Calmly, a request is made for the equipment to be released. After several increasingly exasperating attempts, including tugs, then pulling, it becomes apparent that the humans are now entering the fray. At this point Harry instantly releases the lead/collar, the tension is also released, and the human is left gyrating alone with the lead/collar combo, looking decidedly daft. That done, the lead/collars are put on and a general migration to the garage and the car takes place.
Now it’s Monty’s turn to cause havoc as best he can. Sitting excitedly at the boot of the car with his now calm brother, he whines to get in and looks expectantly at the closest human, in the hope they intervene. Bear in mind this is a 4×4 vehicle, so it’s quite a step up, but these are big dogs, after all. A mere jump should do it, but no, there’s no jump. There’s no attempt to get in at all.
Manfully, one of the assembled humans steps forward, lifting first Harry into the boot, and then, turning to Monty attempts to do the same. It’s a simple process: lift his front legs onto the floor of the boot, then heave his butt end up and into the vehicle. At least that’s the theory, and it worked with Harry. Monty however, was having none of it.
Just bear in mind that this is a 30kg dog being manhandled into the car. As his butt end is lifted, he swiftly braces his front legs and stiffens his body. There’s no way this dog is going into the car willingly.

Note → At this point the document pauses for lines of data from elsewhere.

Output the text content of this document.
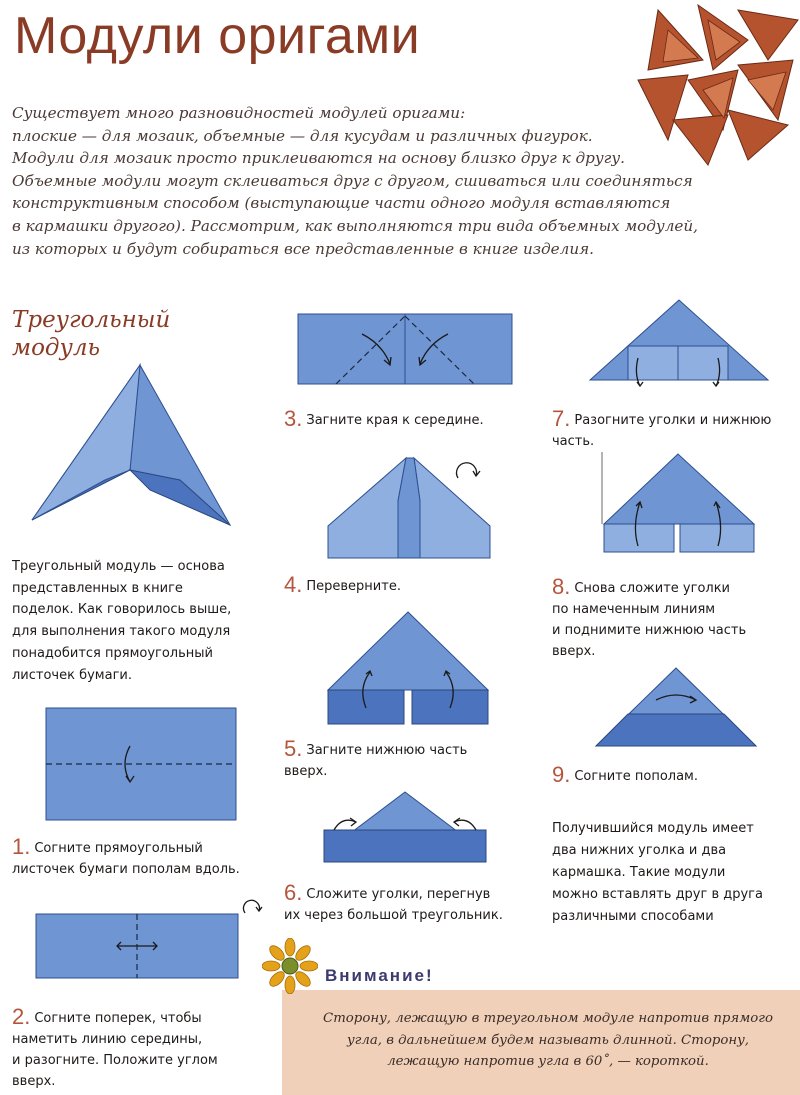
Модули оригами
Существует много разновидностей модулей оригами:
плоские — для мозаик, объемные — для кусудам и различных фигурок.
Модули для мозаик просто приклеиваются на основу близко друг к другу.
Объемные модули могут склеиваться друг с другом, сшиваться или соединяться
конструктивным способом (выступающие части одного модуля вставляются
в кармашки другого). Рассмотрим, как выполняются три вида объемных модулей,
из которых и будут собираться все представленные в книге изделия.
Треугольный
модуль
Треугольный модуль — основа
представленных в книге
поделок. Как говорилось выше,
для выполнения такого модуля
понадобится прямоугольный
листочек бумаги.
1. Согните прямоугольный
листочек бумаги пополам вдоль.
2. Согните поперек, чтобы
наметить линию середины,
и разогните. Положите углом
вверх.
3. Загните края к середине.
4. Переверните.
5. Загните нижнюю часть
вверх.
6. Сложите уголки, перегнув
их через большой треугольник.
7. Разогните уголки и нижнюю
часть.
8. Снова сложите уголки
по намеченным линиям
и поднимите нижнюю часть
вверх.
9. Согните пополам.
Получившийся модуль имеет
два нижних уголка и два
кармашка. Такие модули
можно вставлять друг в друга
различными способами
Внимание!
Сторону, лежащую в треугольном модуле напротив прямого
угла, в дальнейшем будем называть длинной. Сторону,
лежащую напротив угла в 60˚, — короткой.
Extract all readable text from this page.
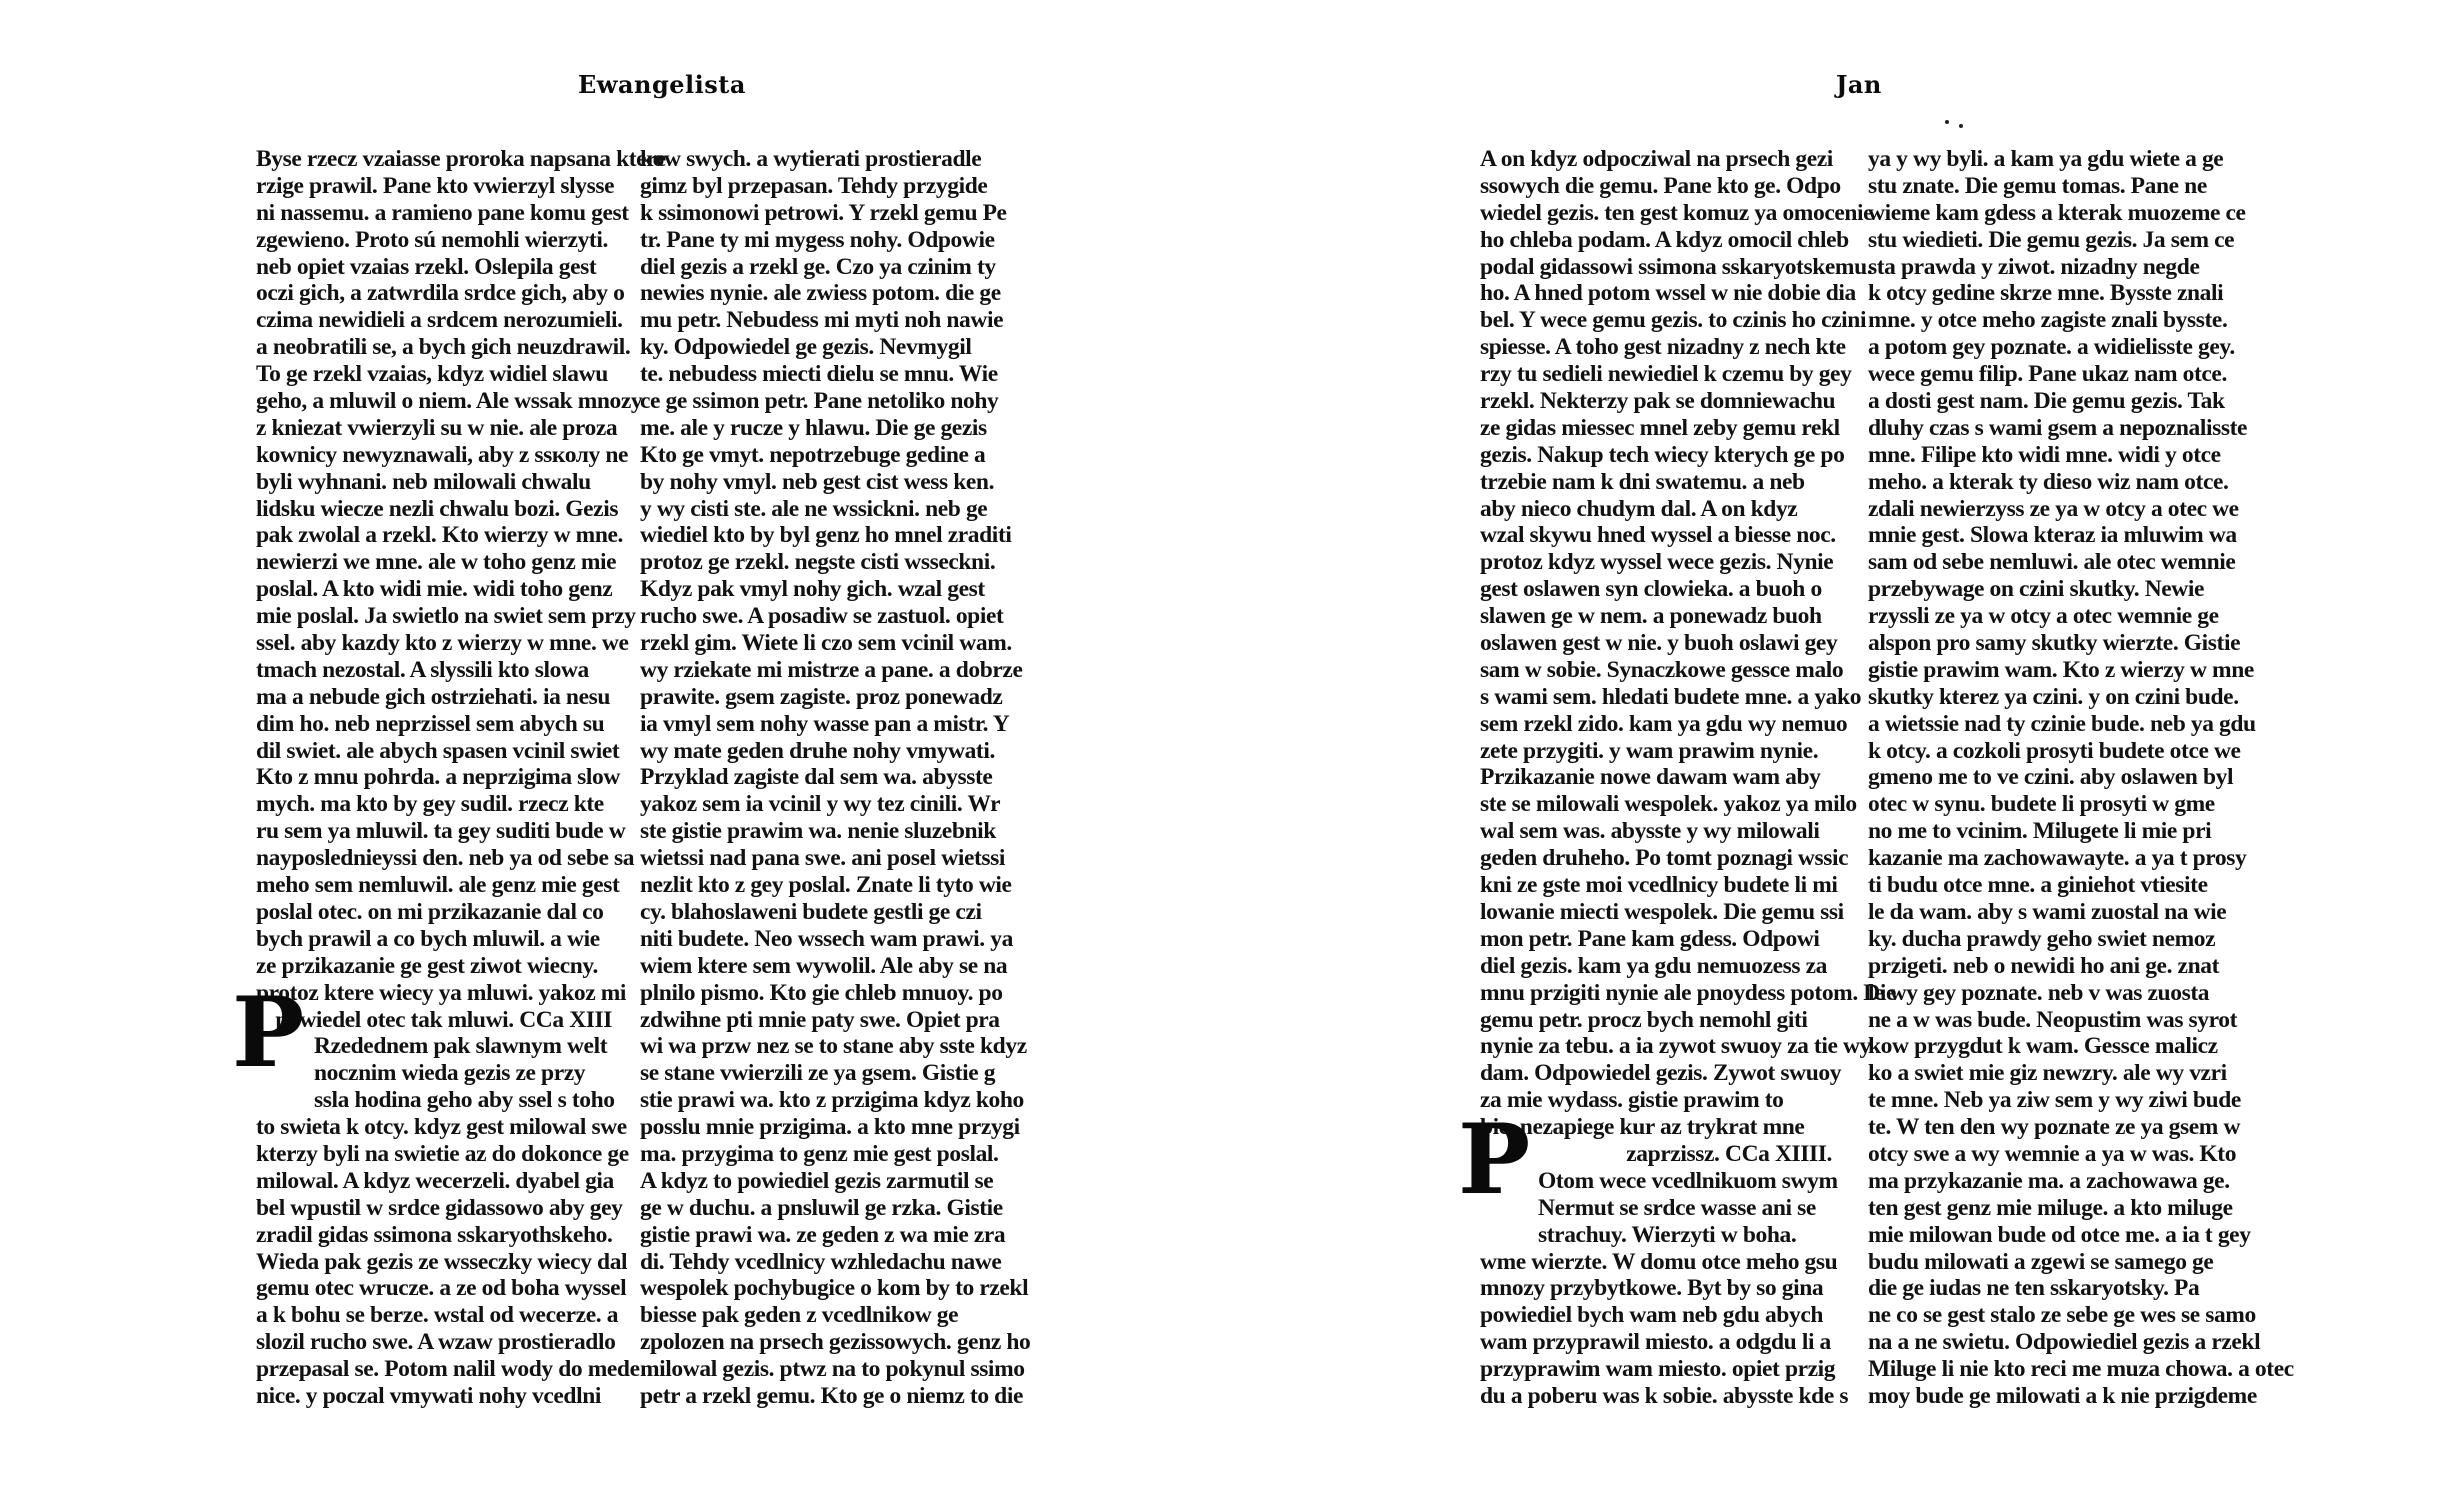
Ewangelista
Byse rzecz vzaiasse proroka napsana ktere
rzige prawil. Pane kto vwierzyl slysse
ni nassemu. a ramieno pane komu gest
zgewieno. Proto sú nemohli wierzyti.
neb opiet vzaias rzekl. Oslepila gest
oczi gich, a zatwrdila srdce gich, aby o
czima newidieli a srdcem nerozumieli.
a neobratili se, a bych gich neuzdrawil.
To ge rzekl vzaias, kdyz widiel slawu
geho, a mluwil o niem. Ale wssak mnozy
z kniezat vwierzyli su w nie. ale proza
kownicy newyznawali, aby z ssколy ne
byli wyhnani. neb milowali chwalu
lidsku wiecze nezli chwalu bozi. Gezis
pak zwolal a rzekl. Kto wierzy w mne.
newierzi we mne. ale w toho genz mie
poslal. A kto widi mie. widi toho genz
mie poslal. Ja swietlo na swiet sem przy
ssel. aby kazdy kto z wierzy w mne. we
tmach nezostal. A slyssili kto slowa
ma a nebude gich ostrziehati. ia nesu
dim ho. neb neprzissel sem abych su
dil swiet. ale abych spasen vcinil swiet
Kto z mnu pohrda. a neprzigima slow
mych. ma kto by gey sudil. rzecz kte
ru sem ya mluwil. ta gey suditi bude w
nayposlednieyssi den. neb ya od sebe sa
meho sem nemluwil. ale genz mie gest
poslal otec. on mi przikazanie dal co
bych prawil a co bych mluwil. a wie
ze przikazanie ge gest ziwot wiecny.
protoz ktere wiecy ya mluwi. yakoz mi
powiedel otec tak mluwi. CCa XIII
Rzedednem pak slawnym welt
nocznim wieda gezis ze przy
ssla hodina geho aby ssel s toho
to swieta k otcy. kdyz gest milowal swe
kterzy byli na swietie az do dokonce ge
milowal. A kdyz wecerzeli. dyabel gia
bel wpustil w srdce gidassowo aby gey
zradil gidas ssimona sskaryothskeho.
Wieda pak gezis ze wsseczky wiecy dal
gemu otec wrucze. a ze od boha wyssel
a k bohu se berze. wstal od wecerze. a
slozil rucho swe. A wzaw prostieradlo
przepasal se. Potom nalil wody do mede
nice. y poczal vmywati nohy vcedlni
kow swych. a wytierati prostieradle
gimz byl przepasan. Tehdy przygide
k ssimonowi petrowi. Y rzekl gemu Pe
tr. Pane ty mi mygess nohy. Odpowie
diel gezis a rzekl ge. Czo ya czinim ty
newies nynie. ale zwiess potom. die ge
mu petr. Nebudess mi myti noh nawie
ky. Odpowiedel ge gezis. Nevmygil
te. nebudess miecti dielu se mnu. Wie
ce ge ssimon petr. Pane netoliko nohy
me. ale y rucze y hlawu. Die ge gezis
Kto ge vmyt. nepotrzebuge gedine a
by nohy vmyl. neb gest cist wess ken.
y wy cisti ste. ale ne wssickni. neb ge
wiediel kto by byl genz ho mnel zraditi
protoz ge rzekl. negste cisti wsseckni.
Kdyz pak vmyl nohy gich. wzal gest
rucho swe. A posadiw se zastuol. opiet
rzekl gim. Wiete li czo sem vcinil wam.
wy rziekate mi mistrze a pane. a dobrze
prawite. gsem zagiste. proz ponewadz
ia vmyl sem nohy wasse pan a mistr. Y
wy mate geden druhe nohy vmywati.
Przyklad zagiste dal sem wa. abysste
yakoz sem ia vcinil y wy tez cinili. Wr
ste gistie prawim wa. nenie sluzebnik
wietssi nad pana swe. ani posel wietssi
nezlit kto z gey poslal. Znate li tyto wie
cy. blahoslaweni budete gestli ge czi
niti budete. Neo wssech wam prawi. ya
wiem ktere sem wywolil. Ale aby se na
plnilo pismo. Kto gie chleb mnuoy. po
zdwihne pti mnie paty swe. Opiet pra
wi wa przw nez se to stane aby sste kdyz
se stane vwierzili ze ya gsem. Gistie g
stie prawi wa. kto z przigima kdyz koho
posslu mnie przigima. a kto mne przygi
ma. przygima to genz mie gest poslal.
A kdyz to powiediel gezis zarmutil se
ge w duchu. a pnsluwil ge rzka. Gistie
gistie prawi wa. ze geden z wa mie zra
di. Tehdy vcedlnicy wzhledachu nawe
wespolek pochybugice o kom by to rzekl
biesse pak geden z vcedlnikow ge
zpolozen na prsech gezissowych. genz ho
milowal gezis. ptwz na to pokynul ssimo
petr a rzekl gemu. Kto ge o niemz to die
P
Jan
A on kdyz odpocziwal na prsech gezi
ssowych die gemu. Pane kto ge. Odpo
wiedel gezis. ten gest komuz ya omocenie
ho chleba podam. A kdyz omocil chleb
podal gidassowi ssimona sskaryotskemu.
ho. A hned potom wssel w nie dobie dia
bel. Y wece gemu gezis. to czinis ho czini
spiesse. A toho gest nizadny z nech kte
rzy tu sedieli newiediel k czemu by gey
rzekl. Nekterzy pak se domniewachu
ze gidas miessec mnel zeby gemu rekl
gezis. Nakup tech wiecy kterych ge po
trzebie nam k dni swatemu. a neb
aby nieco chudym dal. A on kdyz
wzal skywu hned wyssel a biesse noc.
protoz kdyz wyssel wece gezis. Nynie
gest oslawen syn clowieka. a buoh o
slawen ge w nem. a ponewadz buoh
oslawen gest w nie. y buoh oslawi gey
sam w sobie. Synaczkowe gessce malo
s wami sem. hledati budete mne. a yako
sem rzekl zido. kam ya gdu wy nemuo
zete przygiti. y wam prawim nynie.
Przikazanie nowe dawam wam aby
ste se milowali wespolek. yakoz ya milo
wal sem was. abysste y wy milowali
geden druheho. Po tomt poznagi wssic
kni ze gste moi vcedlnicy budete li mi
lowanie miecti wespolek. Die gemu ssi
mon petr. Pane kam gdess. Odpowi
diel gezis. kam ya gdu nemuozess za
mnu przigiti nynie ale pnoydess potom. Die
gemu petr. procz bych nemohl giti
nynie za tebu. a ia zywot swuoy za tie wy
dam. Odpowiedel gezis. Zywot swuoy
za mie wydass. gistie prawim to
bie. nezapiege kur az trykrat mne
zaprzissz. CCa XIIII.
Otom wece vcedlnikuom swym
Nermut se srdce wasse ani se
strachuy. Wierzyti w boha.
wme wierzte. W domu otce meho gsu
mnozy przybytkowe. Byt by so gina
powiediel bych wam neb gdu abych
wam przyprawil miesto. a odgdu li a
przyprawim wam miesto. opiet przig
du a poberu was k sobie. abysste kde s
ya y wy byli. a kam ya gdu wiete a ge
stu znate. Die gemu tomas. Pane ne
wieme kam gdess a kterak muozeme ce
stu wiedieti. Die gemu gezis. Ja sem ce
sta prawda y ziwot. nizadny negde
k otcy gedine skrze mne. Bysste znali
mne. y otce meho zagiste znali bysste.
a potom gey poznate. a widielisste gey.
wece gemu filip. Pane ukaz nam otce.
a dosti gest nam. Die gemu gezis. Tak
dluhy czas s wami gsem a nepoznalisste
mne. Filipe kto widi mne. widi y otce
meho. a kterak ty dieso wiz nam otce.
zdali newierzyss ze ya w otcy a otec we
mnie gest. Slowa kteraz ia mluwim wa
sam od sebe nemluwi. ale otec wemnie
przebywage on czini skutky. Newie
rzyssli ze ya w otcy a otec wemnie ge
alspon pro samy skutky wierzte. Gistie
gistie prawim wam. Kto z wierzy w mne
skutky kterez ya czini. y on czini bude.
a wietssie nad ty czinie bude. neb ya gdu
k otcy. a cozkoli prosyti budete otce we
gmeno me to ve czini. aby oslawen byl
otec w synu. budete li prosyti w gme
no me to vcinim. Milugete li mie pri
kazanie ma zachowawayte. a ya t prosy
ti budu otce mne. a giniehot vtiesite
le da wam. aby s wami zuostal na wie
ky. ducha prawdy geho swiet nemoz
przigeti. neb o newidi ho ani ge. znat
le wy gey poznate. neb v was zuosta
ne a w was bude. Neopustim was syrot
kow przygdut k wam. Gessce malicz
ko a swiet mie giz newzry. ale wy vzri
te mne. Neb ya ziw sem y wy ziwi bude
te. W ten den wy poznate ze ya gsem w
otcy swe a wy wemnie a ya w was. Kto
ma przykazanie ma. a zachowawa ge.
ten gest genz mie miluge. a kto miluge
mie milowan bude od otce me. a ia t gey
budu milowati a zgewi se samego ge
die ge iudas ne ten sskaryotsky. Pa
ne co se gest stalo ze sebe ge wes se samo
na a ne swietu. Odpowiediel gezis a rzekl
Miluge li nie kto reci me muza chowa. a otec
moy bude ge milowati a k nie przigdeme
P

Huffing with the effort, one last shove manages to upend him into the boot where he lands in an undignified heap.
Once at the park though sheer joy takes over and the hunt begins for every puddle of the blackest mud around. Once found they both wallow happily, shaking themselves off gleefully, mere inches from the clean, if slightly sweaty, human-dog handlers.
At the end of the hour-long walk, leaving the park is the same process in reverse. However, this time everyone… dogs and humans… are wet, muddy and somewhat stinky.
At some point, it might be a good idea to simply accept who’s the boss and forgo the power struggle. At which point it will be firmly established that actually, Monty’s the boss… and then we can all go on to live happily ever after.